Por isso ele está sempre “en garde”, com bracinhos curtos, como um soldado, um espadachim. Ele não venta, não verga, só espera. Ele não serve para nada, alem de existir. Não, não; suas flores servem sim, anunciando chuvas. Seus frutinhos são insípidos e ele só serve de comida em ultimo caso, humilhado em sua pose meio-humana, sendo esquartejado, cadáver verde, raspado de espinhos para alimentar os bois na seca.

Mas, aqui, na minha sala ele está longe de seu deserto, ele está sozinho, parece mais um retirante, desambientado na presença dos vasos de louças, da mesa de mármore, dos livros, sofás.

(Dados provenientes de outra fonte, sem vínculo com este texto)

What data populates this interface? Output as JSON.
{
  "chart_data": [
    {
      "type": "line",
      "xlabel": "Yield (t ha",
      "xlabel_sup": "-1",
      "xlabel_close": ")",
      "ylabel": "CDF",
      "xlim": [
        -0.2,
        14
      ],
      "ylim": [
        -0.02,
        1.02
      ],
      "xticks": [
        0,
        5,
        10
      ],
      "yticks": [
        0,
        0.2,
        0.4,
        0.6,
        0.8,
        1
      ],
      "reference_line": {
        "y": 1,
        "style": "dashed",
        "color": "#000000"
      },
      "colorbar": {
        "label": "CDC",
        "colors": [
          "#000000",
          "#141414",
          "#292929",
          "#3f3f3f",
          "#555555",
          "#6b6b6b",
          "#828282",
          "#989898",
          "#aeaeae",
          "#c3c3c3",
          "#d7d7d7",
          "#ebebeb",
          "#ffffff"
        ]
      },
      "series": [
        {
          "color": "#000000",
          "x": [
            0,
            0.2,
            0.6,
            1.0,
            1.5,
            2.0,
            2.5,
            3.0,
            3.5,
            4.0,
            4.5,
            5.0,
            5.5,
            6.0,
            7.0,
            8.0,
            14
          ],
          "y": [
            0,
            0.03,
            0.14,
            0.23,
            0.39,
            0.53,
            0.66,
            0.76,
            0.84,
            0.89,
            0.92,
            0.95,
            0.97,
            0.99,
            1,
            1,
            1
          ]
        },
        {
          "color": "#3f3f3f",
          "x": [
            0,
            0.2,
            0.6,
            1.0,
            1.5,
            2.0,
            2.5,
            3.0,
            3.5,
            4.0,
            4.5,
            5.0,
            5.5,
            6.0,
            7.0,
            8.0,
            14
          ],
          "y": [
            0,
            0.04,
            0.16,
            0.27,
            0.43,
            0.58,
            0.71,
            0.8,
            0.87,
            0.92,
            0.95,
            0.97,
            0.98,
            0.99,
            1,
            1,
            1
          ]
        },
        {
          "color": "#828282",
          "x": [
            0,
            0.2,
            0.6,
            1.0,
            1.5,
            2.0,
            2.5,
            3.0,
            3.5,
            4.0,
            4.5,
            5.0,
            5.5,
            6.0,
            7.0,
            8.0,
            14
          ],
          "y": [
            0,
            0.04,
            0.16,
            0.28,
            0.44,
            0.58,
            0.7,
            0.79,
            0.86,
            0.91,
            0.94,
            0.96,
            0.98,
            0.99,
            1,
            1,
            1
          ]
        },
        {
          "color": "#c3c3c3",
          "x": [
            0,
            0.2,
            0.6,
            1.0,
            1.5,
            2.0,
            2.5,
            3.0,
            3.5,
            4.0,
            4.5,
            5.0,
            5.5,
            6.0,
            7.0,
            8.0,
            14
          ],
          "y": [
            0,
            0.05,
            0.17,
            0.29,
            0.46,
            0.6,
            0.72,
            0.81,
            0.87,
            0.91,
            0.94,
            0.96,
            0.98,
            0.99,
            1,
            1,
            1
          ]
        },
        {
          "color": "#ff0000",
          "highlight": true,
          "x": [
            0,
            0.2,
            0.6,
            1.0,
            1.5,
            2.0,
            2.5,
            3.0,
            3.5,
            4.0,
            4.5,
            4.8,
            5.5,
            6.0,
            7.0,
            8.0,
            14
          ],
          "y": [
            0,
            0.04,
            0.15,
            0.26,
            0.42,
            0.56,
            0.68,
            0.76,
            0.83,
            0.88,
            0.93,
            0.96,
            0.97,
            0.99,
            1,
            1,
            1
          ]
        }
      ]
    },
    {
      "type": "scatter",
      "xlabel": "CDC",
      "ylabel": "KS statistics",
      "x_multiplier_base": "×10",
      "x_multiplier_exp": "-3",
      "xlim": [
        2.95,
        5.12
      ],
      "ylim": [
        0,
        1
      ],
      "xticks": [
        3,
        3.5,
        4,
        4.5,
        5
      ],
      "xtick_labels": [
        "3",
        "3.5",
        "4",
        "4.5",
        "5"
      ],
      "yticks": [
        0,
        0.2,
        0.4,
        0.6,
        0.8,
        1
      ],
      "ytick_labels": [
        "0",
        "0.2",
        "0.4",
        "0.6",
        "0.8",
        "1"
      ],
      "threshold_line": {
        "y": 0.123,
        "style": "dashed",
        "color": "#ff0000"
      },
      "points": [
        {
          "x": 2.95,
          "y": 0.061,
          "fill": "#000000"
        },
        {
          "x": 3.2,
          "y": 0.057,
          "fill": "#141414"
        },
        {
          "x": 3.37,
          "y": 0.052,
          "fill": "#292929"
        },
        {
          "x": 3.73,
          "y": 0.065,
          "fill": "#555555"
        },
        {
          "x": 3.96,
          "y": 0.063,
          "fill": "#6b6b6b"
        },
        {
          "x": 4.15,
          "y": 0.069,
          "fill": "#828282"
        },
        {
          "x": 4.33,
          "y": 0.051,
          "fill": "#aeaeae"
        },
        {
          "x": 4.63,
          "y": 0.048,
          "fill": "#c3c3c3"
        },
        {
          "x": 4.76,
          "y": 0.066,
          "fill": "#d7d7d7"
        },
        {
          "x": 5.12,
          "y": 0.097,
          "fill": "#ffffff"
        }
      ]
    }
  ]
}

Que faz esse retirante, esse pau-de-arara aqui? Ele é um intruso, mas não parece constrangido em sua dignidade agreste. Ao contrario, suas presença aviva tudo à sua volta por diferença, tudo fica mais nítido, porque ele parece coisa, se disfarça até de coisa, mas está vivo. Vivo. E´ isso que me assombra, à noite, quando chego e o vejo em sua discreta vigília, me esperando. Dou-lhe um “olá” mudo e gosto que ele esteja ali, amigo sem nada pedir. A sua volta abre-se um Nordeste em minha sala, lembrança de vaqueiros, cangaço, Lampião e Graciliano. Ele me re-liga com uma natureza sem exuberâncias, sem românticas esperanças ecológicas, mas uma natureza viril, discreta, me trazendo um sentimento de coragem. E eu não estou mais sozinho. Ele é o Sr. “Cereus Jamacaru” e eu o Arnaldo. Aprendo com ele a resistir aos ataques que têm me ferido pela a incompreensão do amor virado em ódio, com ele aprendo que não há motivo algum para a esperança, nem para a salvação, mas que viver é uma ordem que obedecemos e que pode ser um prazer silencioso como ele certamente tem, debaixo do sol da caatinga ou no canto de minha sala. De noite, durmo e sei que há dois viventes em casa. Eu e ele. Não sei até quando, pois ele talvez me sobreviva e fique para sempre em minha casa, esperando alguém que o leve para um destino novo e que talvez o assassine.